本申请的另一实施例中,为了保证数据的隐私性,所述音频训练集可以存储在区块链节点中。In another embodiment of the present application, in order to ensure data privacy, the audio training set may be stored in a blockchain node.
所述状态识别模块102用于当接收到待识别用户的音频时,对所述待识别用户的音频进行特征转换,得到待识别声谱图;利用所述用户状态识别模型对所述待识别声谱图进行识别,得到用户状态识别结果。The state recognition module 102 is configured to, when receiving the audio of the user to be recognized, perform feature conversion on the audio of the user to be recognized to obtain the spectrogram to be recognized; The spectrum is identified, and the user status identification result is obtained.
本申请实施例中,所述待识别用户的音频与所述音频训练集中的音频的类别相同,较佳地,本申请实施例中,所述待识别用户的音频为用户的咳嗽音频。音频训练集In the embodiment of the present application, the audio of the user to be identified is of the same category as the audio in the audio training set. Preferably, in the embodiment of the present application, the audio of the user to be identified is the user's cough audio. Audio training set
进一步地,本申请实施例中对所述待识别用户的音频进行特征转换的方法与上述对所述音频训练集的每个音频进行特征转换的方法相同。Further, the method for performing feature conversion on the audio of the user to be identified in the embodiment of the present application is the same as the above-mentioned method for performing feature conversion on each audio of the audio training set.

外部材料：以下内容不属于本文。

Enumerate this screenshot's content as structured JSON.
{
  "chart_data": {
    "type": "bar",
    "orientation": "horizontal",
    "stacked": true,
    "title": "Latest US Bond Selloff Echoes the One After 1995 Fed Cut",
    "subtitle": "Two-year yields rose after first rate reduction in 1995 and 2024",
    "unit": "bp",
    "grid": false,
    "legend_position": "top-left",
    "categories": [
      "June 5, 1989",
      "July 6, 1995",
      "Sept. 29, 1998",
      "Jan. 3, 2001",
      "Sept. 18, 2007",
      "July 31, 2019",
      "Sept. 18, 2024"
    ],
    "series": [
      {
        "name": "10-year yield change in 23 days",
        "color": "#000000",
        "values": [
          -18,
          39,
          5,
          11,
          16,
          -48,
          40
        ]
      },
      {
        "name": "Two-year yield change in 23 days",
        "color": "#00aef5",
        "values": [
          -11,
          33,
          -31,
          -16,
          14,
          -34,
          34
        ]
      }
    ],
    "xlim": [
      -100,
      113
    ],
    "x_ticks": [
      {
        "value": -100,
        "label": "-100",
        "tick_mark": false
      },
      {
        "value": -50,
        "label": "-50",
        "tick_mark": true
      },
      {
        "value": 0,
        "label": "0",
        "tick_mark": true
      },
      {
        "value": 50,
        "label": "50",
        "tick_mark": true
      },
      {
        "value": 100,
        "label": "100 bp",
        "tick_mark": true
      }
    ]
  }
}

本申请实施例中,所述用户状态识别结果为用户的疾病情况,例如:急性支气管炎、慢性咽炎、百日咳、发烧。In the embodiment of the present application, the user status recognition result is the user's disease condition, such as acute bronchitis, chronic pharyngitis, whooping cough, and fever.
如图44所示,是本申请实现基于音频的用户状态识别方法的电子设备的结构示意图。As shown in FIG. 44, it is a schematic structural diagram of an electronic device that implements an audio-based user state recognition method according to the present application.
所述电子设备1可以包括处理器10、存储器11和总线,还可以包括存储在所述存储器11中并可在所述处理器10上运行的计算机程序,如基于音频的用户状态识别程序。The electronic device 1 may include a processor 10, a memory 11, and a bus, and may also include a computer program stored in the memory 11 and running on the processor 10, such as an audio-based user state recognition program.
其中,所述存储器11至少包括一种类型的可读存储介质,所述可读存储介质包括闪存、移动硬盘、多媒体卡、卡型存储器(例如:SD或DX存储器等)、磁性存储器、磁盘、光盘等。所述存储器11在一些实施例中可以是电子设备1的内部存储单元,例如该电子设备1的移动硬盘。所述存储器11在另一些实施例中也可以是电子设备1的外部存储设备,例如电子设备1上配备的插接式移动硬盘、智能存储卡(Smart Media Card, SMC)、安全数字(Secure Digital, SD)卡、闪存卡(Flash Card)等。进一步地,所述存储器11还可以既包括电子设备1的内部存储单元也包括外部存储设备。所述存储器11不仅可以用于存储安装于电子设备1的应用软件及各类数据,例如基于音频的用户状态识别程序的代码等,还可以用于暂时地存储已经输出或者将要输出的数据。Wherein, the memory 11 includes at least one type of readable storage medium, and the readable storage medium includes flash memory, mobile hard disk, multimedia card, card-type memory (for example: SD or DX memory, etc.), magnetic memory, magnetic disk, CD etc. The memory 11 may be an internal storage unit of the electronic device 1 in some embodiments, for example, a mobile hard disk of the electronic device 1. In other embodiments, the memory 11 may also be an external storage device of the electronic device 1, such as a plug-in mobile hard disk, a smart memory card (Smart Media Card, SMC), and a secure digital (Secure Digital) equipped on the electronic device 1. Digital, SD) card, flash memory card (Flash Card) and so on. Further, the memory 11 may also include both an internal storage unit of the electronic device 1 and an external storage device. The memory 11 can be used not only to store application software and various data installed in the electronic device 1, such as the code of an audio-based user status recognition program, etc., but also to temporarily store data that has been output or will be output.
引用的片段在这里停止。